En el lindero del castañar, a orillas del camino real, sobre una piedra que por su forma parece un asiento diestramente labrado, se sitúa todas las tardes un mendigo; un viejo, que apoyando la barba en los puños y éstos en la cayada del palo que le sirve de bastón, nos mira pasar y nada nos pide, únicamente cuando nos ve cerca descruza las manos, se lleva la diestra al abollado sombrero de copa alta, y nos hace un saludo ceremonioso y cortés.
Porque habéis de saber que ese mendigo no es ningún aldeano. Podría la mugrienta chistera, más rizada que un acordeón y más espeluznada que si hubiese presenciado un horrendo crimen, proceder de alguno de esos regalos irónicos que se hacen a los pobres, y que ellos —desventuradillos— no tienen más remedio que aceptar y usar; pero jamás se reduciría un hombre nacido en el surco, a mendigar de levita, pantalones, chaleco y camisola. El labriego pobre no pierde el derecho al harapo y abrigado cómodo, a la ropa que deja juego a los brazos y agilidad a las piernas. Este viejo de la linde del castañar, en su vida destripó terrones.
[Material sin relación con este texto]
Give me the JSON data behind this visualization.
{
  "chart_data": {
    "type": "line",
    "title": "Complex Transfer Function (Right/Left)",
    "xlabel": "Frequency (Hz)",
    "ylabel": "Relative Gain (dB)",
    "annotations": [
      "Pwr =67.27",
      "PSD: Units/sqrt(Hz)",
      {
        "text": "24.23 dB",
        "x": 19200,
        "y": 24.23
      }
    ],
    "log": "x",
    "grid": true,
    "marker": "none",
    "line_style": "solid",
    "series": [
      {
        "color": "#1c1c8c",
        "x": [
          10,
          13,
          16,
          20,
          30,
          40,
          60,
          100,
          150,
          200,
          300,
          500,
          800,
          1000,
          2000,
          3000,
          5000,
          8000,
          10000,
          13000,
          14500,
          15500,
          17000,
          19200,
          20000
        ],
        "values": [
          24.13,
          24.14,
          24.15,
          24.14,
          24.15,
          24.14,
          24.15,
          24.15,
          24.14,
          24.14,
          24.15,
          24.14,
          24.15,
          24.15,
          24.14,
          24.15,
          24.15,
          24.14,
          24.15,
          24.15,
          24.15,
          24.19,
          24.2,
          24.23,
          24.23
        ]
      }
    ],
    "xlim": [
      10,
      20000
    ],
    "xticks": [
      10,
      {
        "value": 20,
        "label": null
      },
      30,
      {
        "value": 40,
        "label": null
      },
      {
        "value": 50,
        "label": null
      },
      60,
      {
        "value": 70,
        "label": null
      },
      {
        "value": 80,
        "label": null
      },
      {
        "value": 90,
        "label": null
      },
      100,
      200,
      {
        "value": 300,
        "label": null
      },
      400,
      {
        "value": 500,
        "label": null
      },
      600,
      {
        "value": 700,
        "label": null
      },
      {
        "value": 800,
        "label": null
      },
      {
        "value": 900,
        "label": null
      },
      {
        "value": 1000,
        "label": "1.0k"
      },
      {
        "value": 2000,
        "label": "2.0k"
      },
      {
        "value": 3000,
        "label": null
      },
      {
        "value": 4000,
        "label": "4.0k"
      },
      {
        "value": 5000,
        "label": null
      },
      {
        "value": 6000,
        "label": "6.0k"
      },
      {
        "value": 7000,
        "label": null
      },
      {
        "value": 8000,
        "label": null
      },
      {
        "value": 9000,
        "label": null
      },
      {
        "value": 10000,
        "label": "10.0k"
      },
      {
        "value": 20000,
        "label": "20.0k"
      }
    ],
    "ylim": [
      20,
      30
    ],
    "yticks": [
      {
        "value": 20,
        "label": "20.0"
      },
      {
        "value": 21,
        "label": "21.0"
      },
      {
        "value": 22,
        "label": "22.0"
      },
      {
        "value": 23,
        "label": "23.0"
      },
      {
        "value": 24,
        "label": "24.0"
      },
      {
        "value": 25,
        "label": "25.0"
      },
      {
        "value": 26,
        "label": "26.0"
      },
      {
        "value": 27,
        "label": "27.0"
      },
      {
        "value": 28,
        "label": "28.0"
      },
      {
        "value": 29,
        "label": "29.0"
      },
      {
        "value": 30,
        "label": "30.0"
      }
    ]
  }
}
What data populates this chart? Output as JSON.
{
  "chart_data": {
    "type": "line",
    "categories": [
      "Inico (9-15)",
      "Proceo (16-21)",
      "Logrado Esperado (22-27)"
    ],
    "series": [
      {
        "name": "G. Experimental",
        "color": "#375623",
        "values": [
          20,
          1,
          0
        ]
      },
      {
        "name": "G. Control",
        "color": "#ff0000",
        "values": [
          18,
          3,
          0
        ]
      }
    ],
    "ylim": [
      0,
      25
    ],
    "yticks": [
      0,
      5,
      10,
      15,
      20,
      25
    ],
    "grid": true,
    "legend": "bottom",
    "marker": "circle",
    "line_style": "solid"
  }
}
Así es que, cuando le llamáis para socorrerle, no os atreveríais a dejar caer en su extendida mano —una mano fina, larga, de corvas uñas— el perro grande que colma la ambición del labriego. Lo que la dais es, por lo menos, la pesetilla. Y al oír de labios del viejo una frase muy pulida y acicalada, un «Mil gracias señora, quedo reconocidísimo a su bondad», os entra una vergüenza muy grande, y quisierais haberos corrido con un duro, o poder llevar a vuestra casa al distinguido pordiosero, enjabonarle y sentarle a vuestra mesa, pues sentís en él a un igual vuestro, en lo único que realmente nivela a los hombres: la buena educación.
Aunque paséis cien veces por la carretera sin detener el coche para dar limosna al viejo, él os saludará con la misma afabilidad hidalga, sin dar muestra de impaciencia o de contrariedad.
Un día, mientras cruzáis con él pocas palabras acerca del tiempo y los achaques, miráis de soslayo su pelaje astroso, y distinguís en la que fue solapa y ya sólo es un jirón informe, algo un tiempo encarnado y ya blanquecino, algo que parece cinta descolorida y deshilachada… Al ver la dirección de mis pupilas, el mendigo sonríe lleno de dignidad, y dice sencillamente:
—La Cruz Roja del Mérito Militar. La cinta está algo echadilla a perder… claro, el sol y la lluvia…
Sí, sí, ya sabía yo que el viejo había combatido antaño, allá en el África, en lid gloriosa, y por su desdicha, en las calles, detrás de la barricada… La primera etapa era la que le había valido la condecoración; la segunda por poco le cuesta el fusilamiento… Otros, recorriendo el mismo camino que él, habían llegado a elevadísimos puestos, a lucir los áureos entorchados y las resplandecientes placas, a sentarse en los escaños del Congreso y en los consejos de la corona…
Él, prófugo, acosado, rota su carrera, sin pan, mendigaba todos los días en la linde del hospital, y en enero el cierzo que azotaba los desnudos árboles del solitario camino, le enrojecía los párpados, le amorataba la nariz y le pasaba el pecho, mal abierto por los restos de una delgada camisa…
Y, sin embargo, el mendigo no tenía amargura. Estaba resignado con su suerte, y los guiñapos sobre su torso, aun militarmente erguido, adquirían nobleza singular. Cuando le regalé una cinta nueva para su condecoración, sonrió complacido, alzó la cabeza aureolada de copiosos mechones grises, y dijo con su acostumbrado atildamiento:
—¡Ahora la usaré con doble satisfacción, reconocidísimo!